Решительно, ему нравился этот парень. Симпатия же толстяка давала Пьеру столь необходимую ему в его нынешнем состоянии разрядку.

Однажды, когда секретарша объяснялась в его присутствии с патроном на неизвестном ему языке, он спросил:

— Откуда она взялась?

— Из концлагеря, — ответил Эрбер. — Она кандидат экономических наук, ее отец был послом… Очень полезно использовать труд политических беженцев. Обычно они обладают знаниями, которые позволили бы им занять должное место у себя на родине. Но здесь им можно платить ползарплаты, да к тому же они не члены профсоюза.

Пьер возмутился.

— Вы говорите ужасные вещи!

— Ужасные, — смеясь ответил Эрбер. — В какой-то степени я действительно ужасный человек, мой мальчик…

Они сидели в его кабинете, поглощая мороженые каштаны.

— А вы уверены, что полиция начнет поиски с распашонки? — спросил Пьер.

— Если они решат, что это просто уголовное дело, то постараются все разузнать на этот счет. Однако вряд ли… Никто не осудит человека, подарившего президенту детскую распашонку. К тому же он не очень-то доверяет своей полиции. Он станет искать другие пути.

В одной из газет, разбросанных по кабинету, была напечатана фотография президента, вручавшего награду во дворце Дома инвалидов.

— Когда я думаю, что он это делает, пряча в портфеле мою распашонку, я приходу в неистовство, — сказал Пьер.

— Я тоже, — поддержал его Эрбер. — Такая возможность подвертывается редко, и ею надо уметь воспользоваться. Кстати, вы придумали, что сделать в следующий раз?

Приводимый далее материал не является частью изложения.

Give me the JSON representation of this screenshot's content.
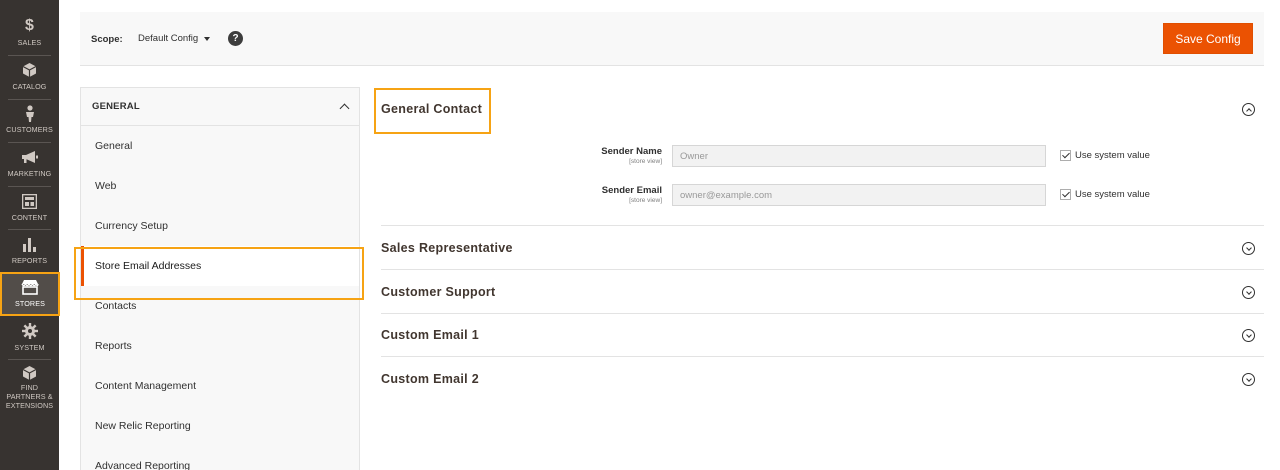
{
  "admin_nav": {
    "items": [
      {
        "icon": "dollar-icon",
        "glyph": "$",
        "label": "SALES"
      },
      {
        "icon": "catalog-box-icon",
        "glyph": "",
        "label": "CATALOG"
      },
      {
        "icon": "customers-person-icon",
        "glyph": "",
        "label": "CUSTOMERS"
      },
      {
        "icon": "megaphone-icon",
        "glyph": "",
        "label": "MARKETING"
      },
      {
        "icon": "content-layout-icon",
        "glyph": "",
        "label": "CONTENT"
      },
      {
        "icon": "bar-chart-icon",
        "glyph": "",
        "label": "REPORTS"
      },
      {
        "icon": "storefront-icon",
        "glyph": "",
        "label": "STORES"
      },
      {
        "icon": "gear-icon",
        "glyph": "",
        "label": "SYSTEM"
      },
      {
        "icon": "extensions-box-icon",
        "glyph": "",
        "label": "FIND PARTNERS & EXTENSIONS"
      }
    ],
    "active": "STORES",
    "highlight_color": "#f6a314"
  },
  "header": {
    "scope_label": "Scope:",
    "scope_value": "Default Config",
    "help_glyph": "?",
    "save_label": "Save Config",
    "save_color": "#eb5202"
  },
  "config_nav": {
    "group_title": "GENERAL",
    "items": [
      "General",
      "Web",
      "Currency Setup",
      "Store Email Addresses",
      "Contacts",
      "Reports",
      "Content Management",
      "New Relic Reporting",
      "Advanced Reporting"
    ],
    "active": "Store Email Addresses"
  },
  "sections": [
    {
      "title": "General Contact",
      "expanded": true,
      "fields": [
        {
          "label": "Sender Name",
          "scope": "[store view]",
          "value": "Owner",
          "use_system": "Use system value"
        },
        {
          "label": "Sender Email",
          "scope": "[store view]",
          "value": "owner@example.com",
          "use_system": "Use system value"
        }
      ]
    },
    {
      "title": "Sales Representative",
      "expanded": false
    },
    {
      "title": "Customer Support",
      "expanded": false
    },
    {
      "title": "Custom Email 1",
      "expanded": false
    },
    {
      "title": "Custom Email 2",
      "expanded": false
    }
  ]
}
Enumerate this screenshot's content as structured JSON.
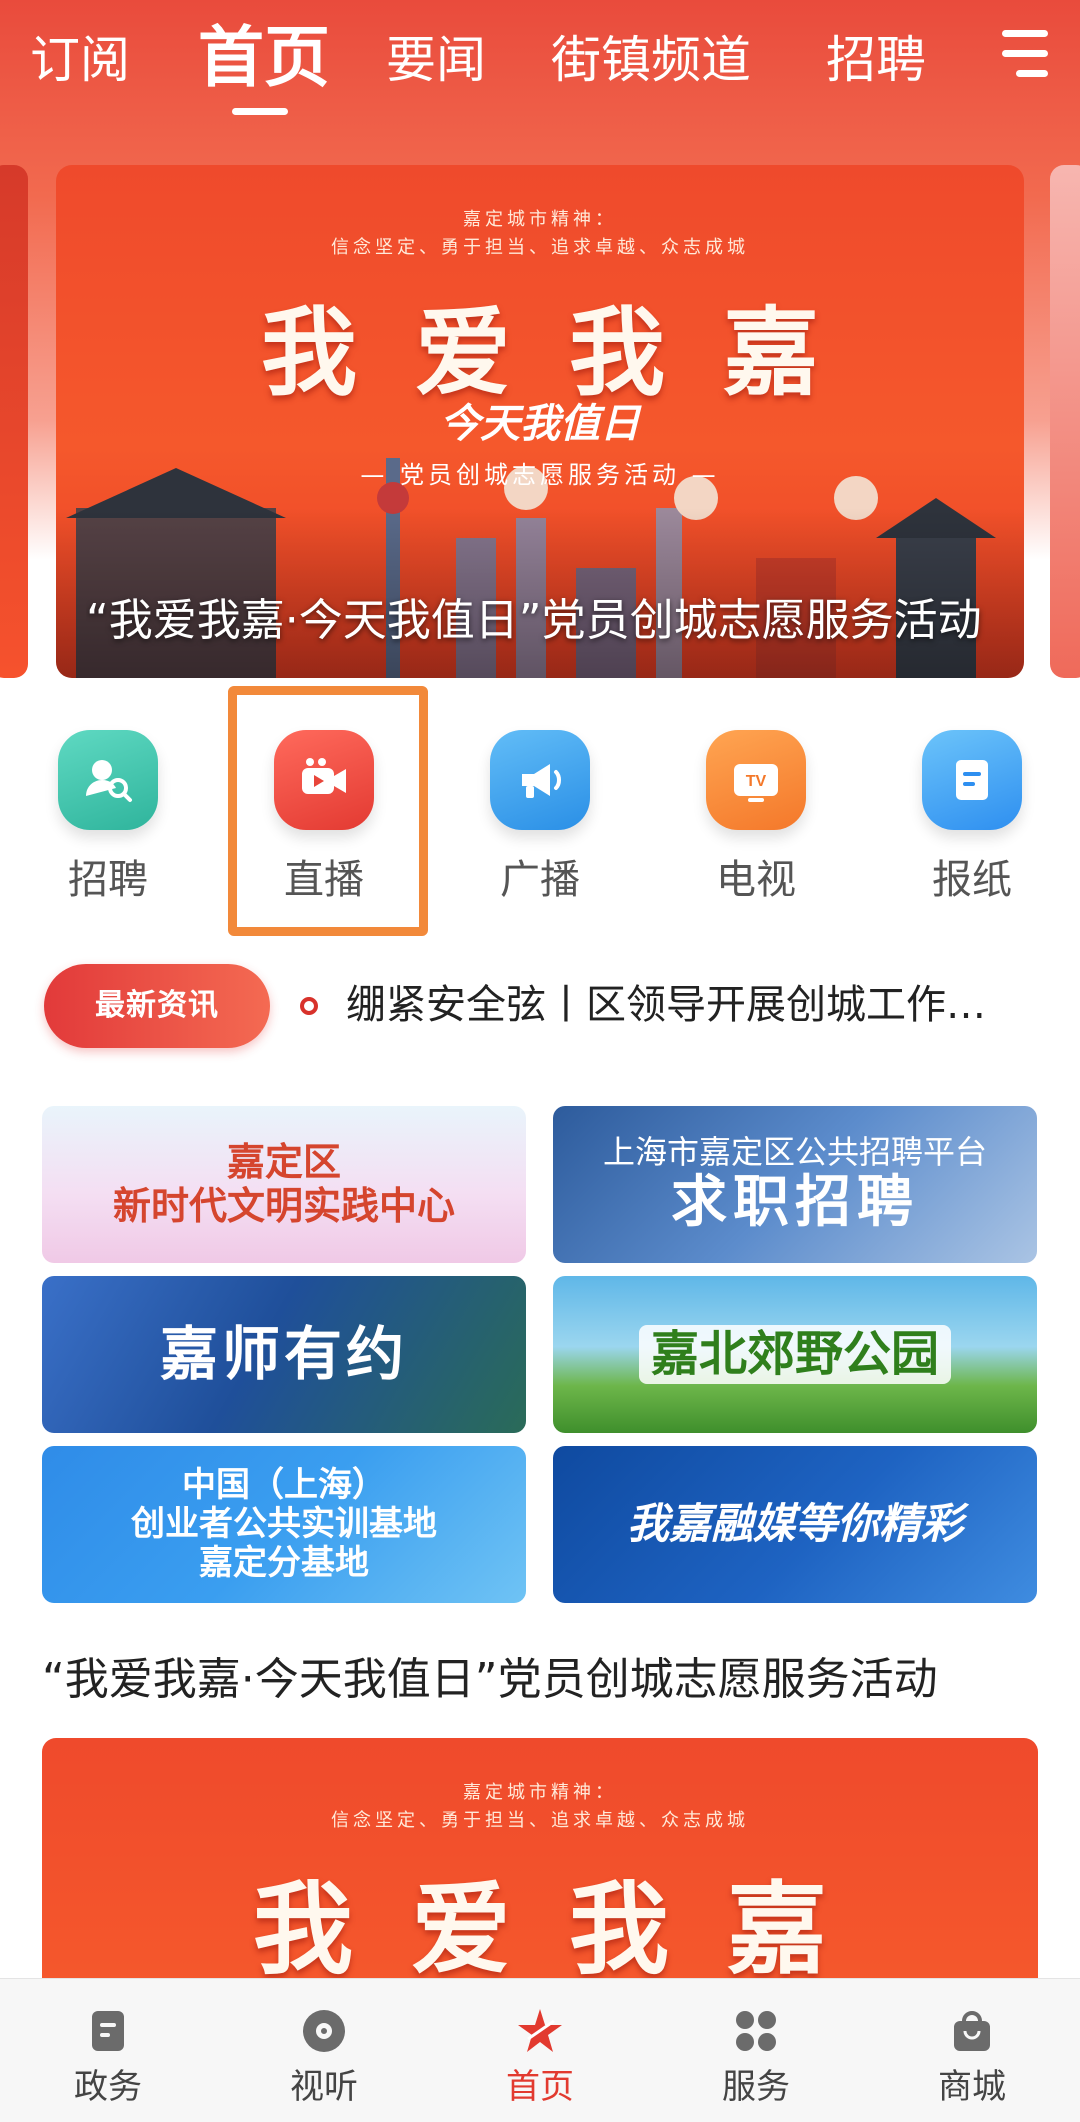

— Придумаю, — заверил его Пьер. — Меня этот тип вдохновляет. Я его терпеть не могу.

— А мне он даже нравится, — возразил Эрбер. — Работает он вполне профессионально. Если бы вы больше интересовались иностранной политикой, вы бы согласились со мной. Я в восторге от самой игры. Когда так часто выступаешь в роли мыши, прелестно оказаться кошкой.

Ему нужно было закончить очередной «листок», и он попросил Пьера извинить его.

— Мы поужинаем завтра? — спросил он.

— Завтра не могу. Я занят.

— Встреча с издателем? Он предложил вам работу?

— Да. Перевод с немецкого толстой книги.

Пьер сделал пробный перевод три месяца назад, но издатель не спешил с ответом. И вот все начало улаживаться.

— Не дайте себя облапошить, — сказал Эрбер. — Я знаю его. Он плохо платит. Перед тем, как подписать договор, покажите его мне.

Они договорились встретиться послезавтра в новом китайском ресторане на Елисейских полях.

— Признаюсь, я не люблю, когда мои сотрудники работают еще на других, — сказал толстяк.

— Мне хочется сделать что-то серьезное, — ответил Пьер. — Привет! До среды у нас еще много дел.

Он надел каску. А когда закрывал за собой дверь, Эрбер крикнул ему вслед:

— Будьте осторожны на своем драндулете!

Кастор знал женщин куда меньше, чем воображал, хотя их было немало в его жизни. Но он знал Клер. Его подозрительность, которая способна была превратиться в навязчивую идею по самому незначительному поводу, на какое-то время ослепила его. Но в отношении Клер он чувствовал себя на коне.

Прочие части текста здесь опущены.